Less than a week after Yahoo scrapped plans to spin off its Alibaba stake and instead explore a reverse spinoff of its core Internet business and certain other assets, some of its major stockholders are voicing objections.
Canyon Capital fired off a letter Friday evening to the company's management arguing that Yahoo's new potential restructuring plan, which was revealed late Tuesday, lacked "any clear details in terms of analysis, process, or timing." The Sunnyvale, California, money manager, with $24 billion in assets under management, holds a stake of about 10 million shares and is one of Yahoo's larger hedge fund investors.
A reverse spinoff of the core business plus its cash and Yahoo Japan stake, which is the notion now under consideration, "would be … fraught with operational, tax and execution risks similar to those that ultimately caused it to abandon the Alibaba spin," the Canyon letter said.
A sale of the entire company should be considered, with a "primary goal" of closing "the discount on the company's non-core assets as much as possible and in a timely manner," the Canyon managers added.
A Yahoo spokesman declined via e-mail to comment on the Canyon letter, excerpts of which were published inThe Wall Street Journal on Sunday evening.
Since the afternoon the Yahoo reverse plan was first reported on CNBC as the newest step under contemplation, the stock has sunk nearly 6 percent.
A defense by CEO Marissa Mayer clearly failed to convince some investors that a possible sale of the core business would be a better move.

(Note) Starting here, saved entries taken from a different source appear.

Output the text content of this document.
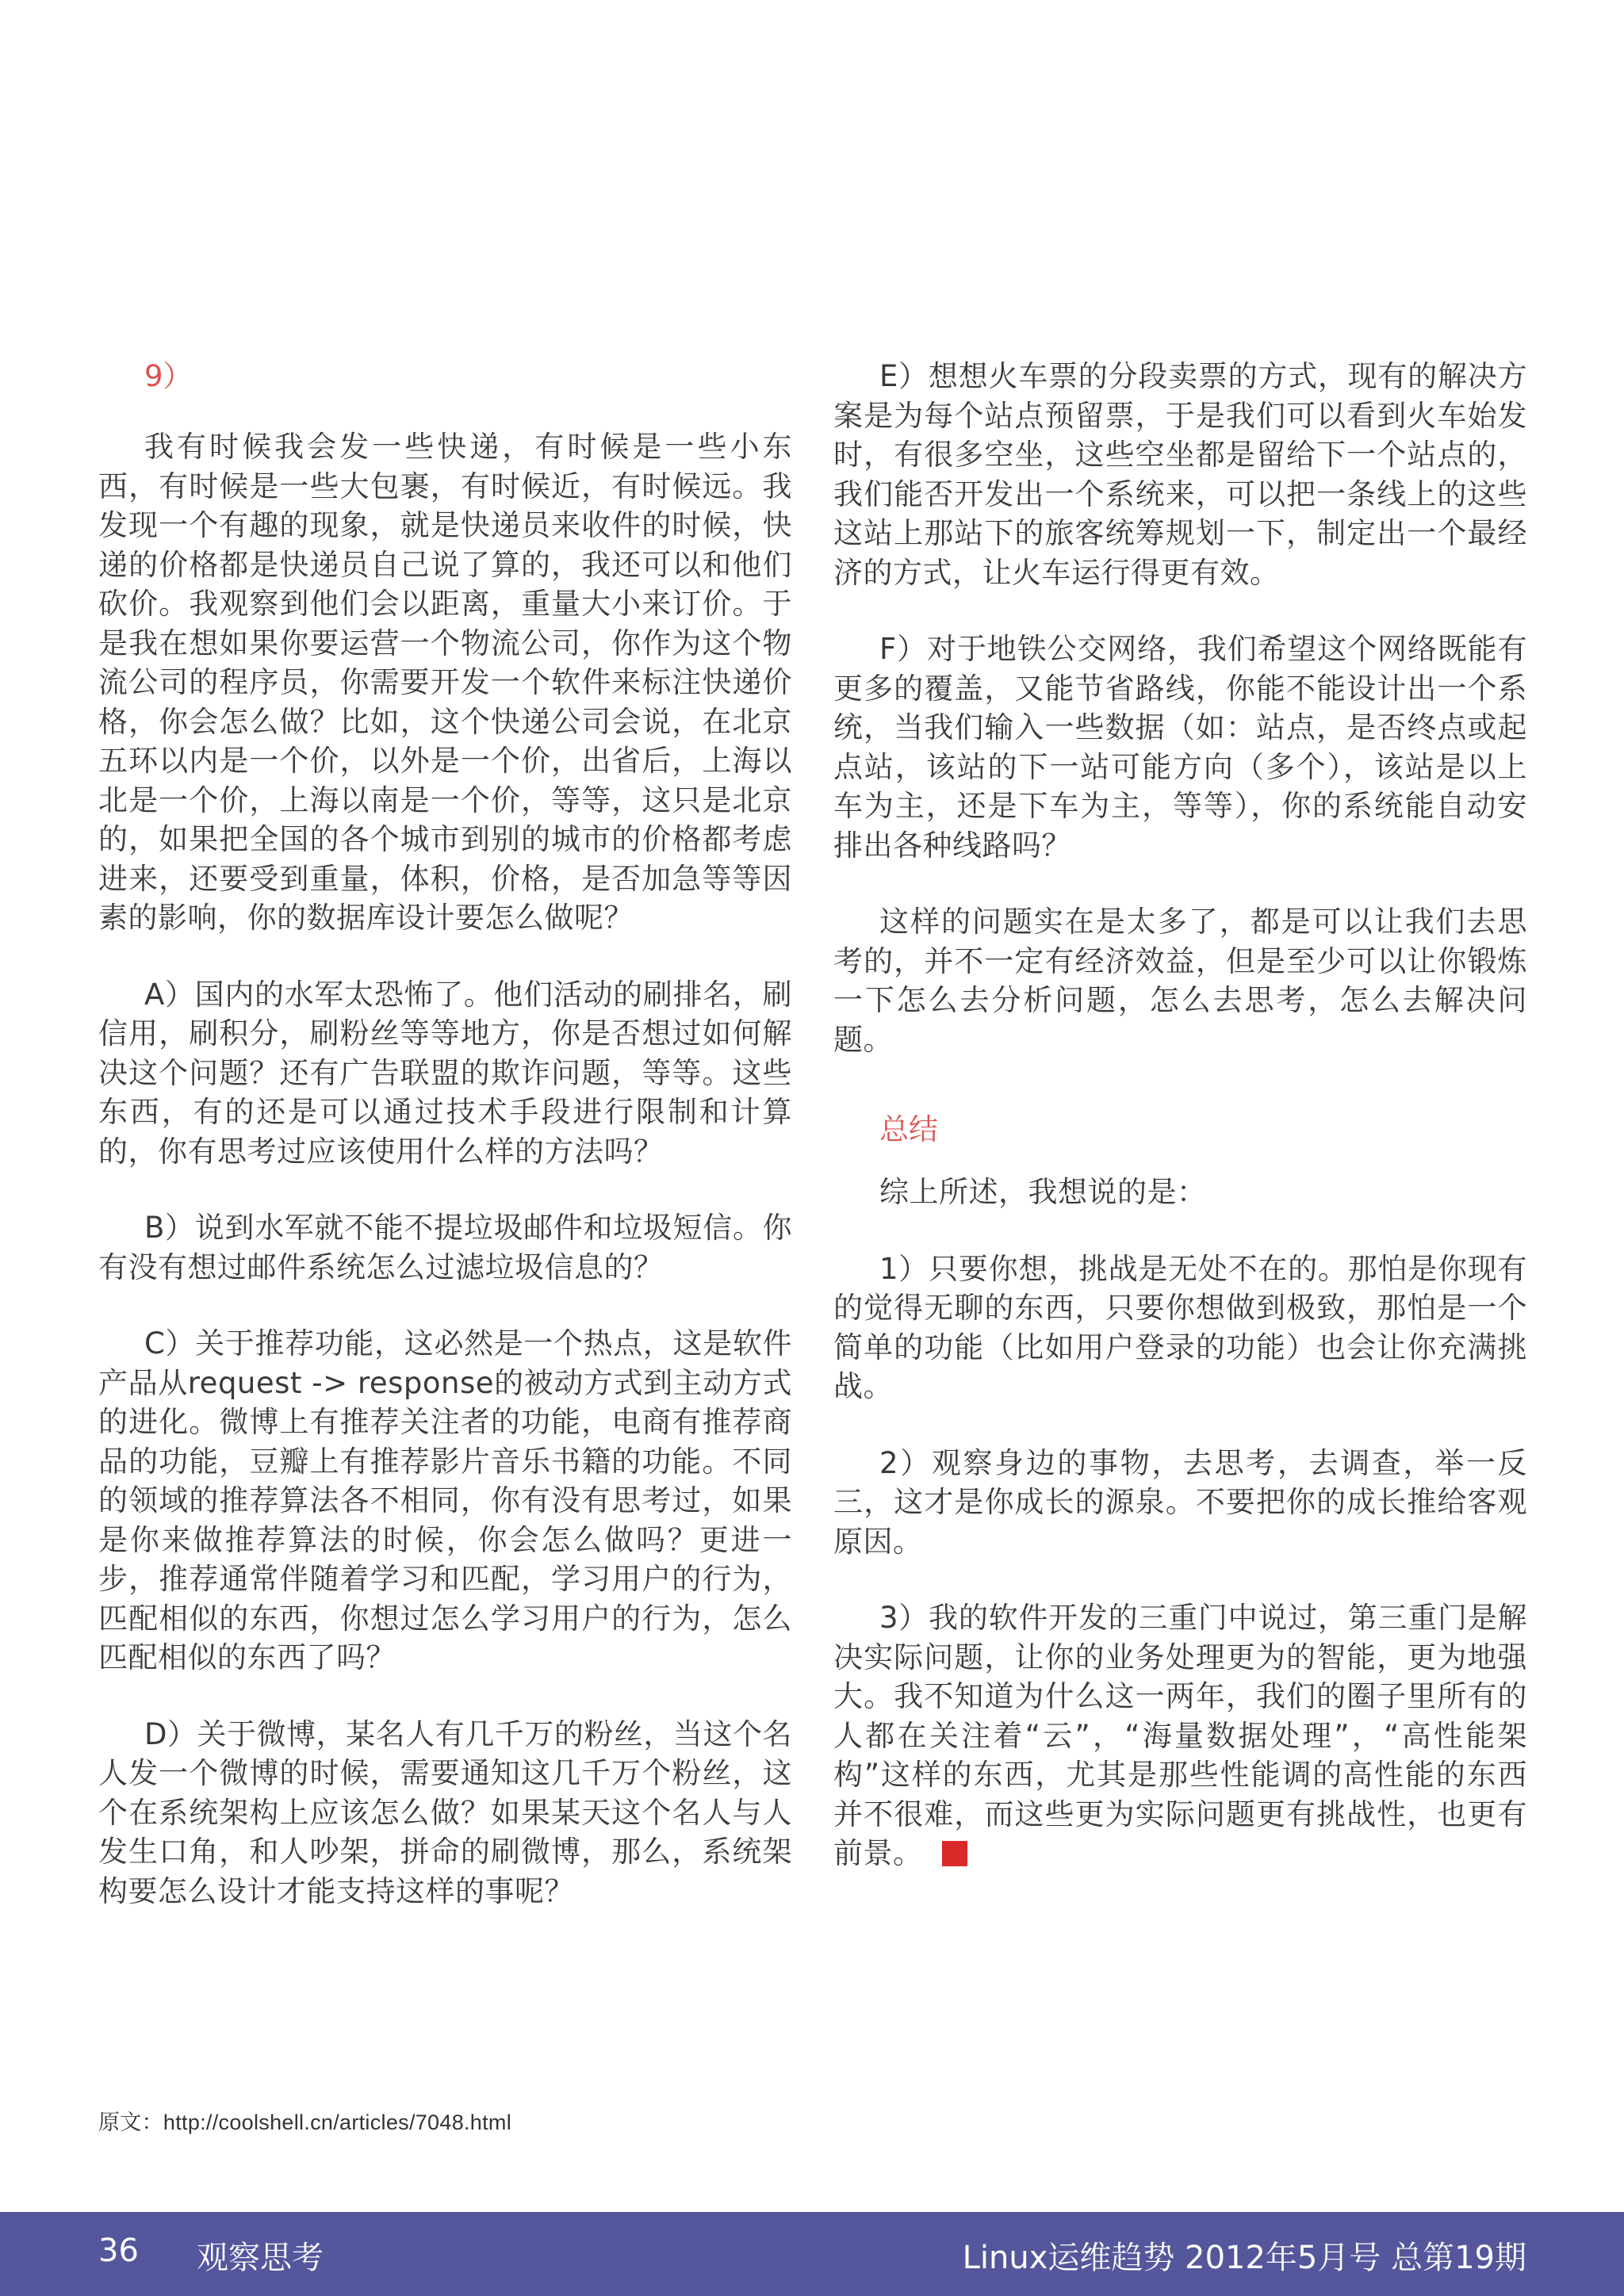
9）

我有时候我会发一些快递，有时候是一些小东西，有时候是一些大包裹，有时候近，有时候远。我发现一个有趣的现象，就是快递员来收件的时候，快递的价格都是快递员自己说了算的，我还可以和他们砍价。我观察到他们会以距离，重量大小来订价。于是我在想如果你要运营一个物流公司，你作为这个物流公司的程序员，你需要开发一个软件来标注快递价格，你会怎么做？比如，这个快递公司会说，在北京五环以内是一个价，以外是一个价，出省后，上海以北是一个价，上海以南是一个价，等等，这只是北京的，如果把全国的各个城市到别的城市的价格都考虑进来，还要受到重量，体积，价格，是否加急等等因素的影响，你的数据库设计要怎么做呢？

A）国内的水军太恐怖了。他们活动的刷排名，刷信用，刷积分，刷粉丝等等地方，你是否想过如何解决这个问题？还有广告联盟的欺诈问题，等等。这些东西，有的还是可以通过技术手段进行限制和计算的，你有思考过应该使用什么样的方法吗？

B）说到水军就不能不提垃圾邮件和垃圾短信。你有没有想过邮件系统怎么过滤垃圾信息的？

C）关于推荐功能，这必然是一个热点，这是软件产品从request -> response的被动方式到主动方式的进化。微博上有推荐关注者的功能，电商有推荐商品的功能，豆瓣上有推荐影片音乐书籍的功能。不同的领域的推荐算法各不相同，你有没有思考过，如果是你来做推荐算法的时候，你会怎么做吗？更进一步，推荐通常伴随着学习和匹配，学习用户的行为，匹配相似的东西，你想过怎么学习用户的行为，怎么匹配相似的东西了吗？

D）关于微博，某名人有几千万的粉丝，当这个名人发一个微博的时候，需要通知这几千万个粉丝，这个在系统架构上应该怎么做？如果某天这个名人与人发生口角，和人吵架，拼命的刷微博，那么，系统架构要怎么设计才能支持这样的事呢？

E）想想火车票的分段卖票的方式，现有的解决方案是为每个站点预留票，于是我们可以看到火车始发时，有很多空坐，这些空坐都是留给下一个站点的，我们能否开发出一个系统来，可以把一条线上的这些这站上那站下的旅客统筹规划一下，制定出一个最经济的方式，让火车运行得更有效。

F）对于地铁公交网络，我们希望这个网络既能有更多的覆盖，又能节省路线，你能不能设计出一个系统，当我们输入一些数据（如：站点，是否终点或起点站，该站的下一站可能方向（多个），该站是以上车为主，还是下车为主，等等），你的系统能自动安排出各种线路吗？

这样的问题实在是太多了，都是可以让我们去思考的，并不一定有经济效益，但是至少可以让你锻炼一下怎么去分析问题，怎么去思考，怎么去解决问题。

总结

综上所述，我想说的是：

1）只要你想，挑战是无处不在的。那怕是你现有的觉得无聊的东西，只要你想做到极致，那怕是一个简单的功能（比如用户登录的功能）也会让你充满挑战。

2）观察身边的事物，去思考，去调查，举一反三，这才是你成长的源泉。不要把你的成长推给客观原因。

3）我的软件开发的三重门中说过，第三重门是解决实际问题，让你的业务处理更为的智能，更为地强大。我不知道为什么这一两年，我们的圈子里所有的人都在关注着“云”，“海量数据处理”，“高性能架构”这样的东西，尤其是那些性能调的高性能的东西并不很难，而这些更为实际问题更有挑战性，也更有前景。

原文：http://coolshell.cn/articles/7048.html
36 观察思考	Linux运维趋势 2012年5月号 总第19期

At least one other fund, SpringOwl Asset Management, was also criticizing the Yahoo restructuring.
In a 99-page presentation published this month, officials at that hedge fund proposed job cuts and new management, among other steps, arguing that Mayer had frittered away some $10 billion on failed acquisitions and stock buybacks. "It's been a poor record," managing director Eric Jackson said in a telephone interview with CNBC.
Rather than jumping into a new strategy for spinning off Yahoo!'s core, Jackson added, "there needs to be a more fulsome discussion among shareholders" about at least two things: turning around the core business itself, and considering bringing on a partner company like Liberty Media to take board seats and help manage Yahoo's stakes in Alibaba and Japan "in a more tax-efficient way."
New York-based SpringOwl, which has roughly $300 million under management, took a stake in Yahoo during the third quarter of an as-yet-undetermined size.
On the other hand, the activist fund Starboard Value was in favor of abandoning the Alibaba spinoff in favor of the current plan, but has been pressuring Yahoo management for various changes for much of the past year.
In its letter, Canyon found fault with Yahoo's process as well as its conclusions. The company's "inaction to date has been startling," the letter stated. "Requiring shareholders to continue to wait for definitive action for another year or more — and extending the tenure of senior management" is "simply unacceptable."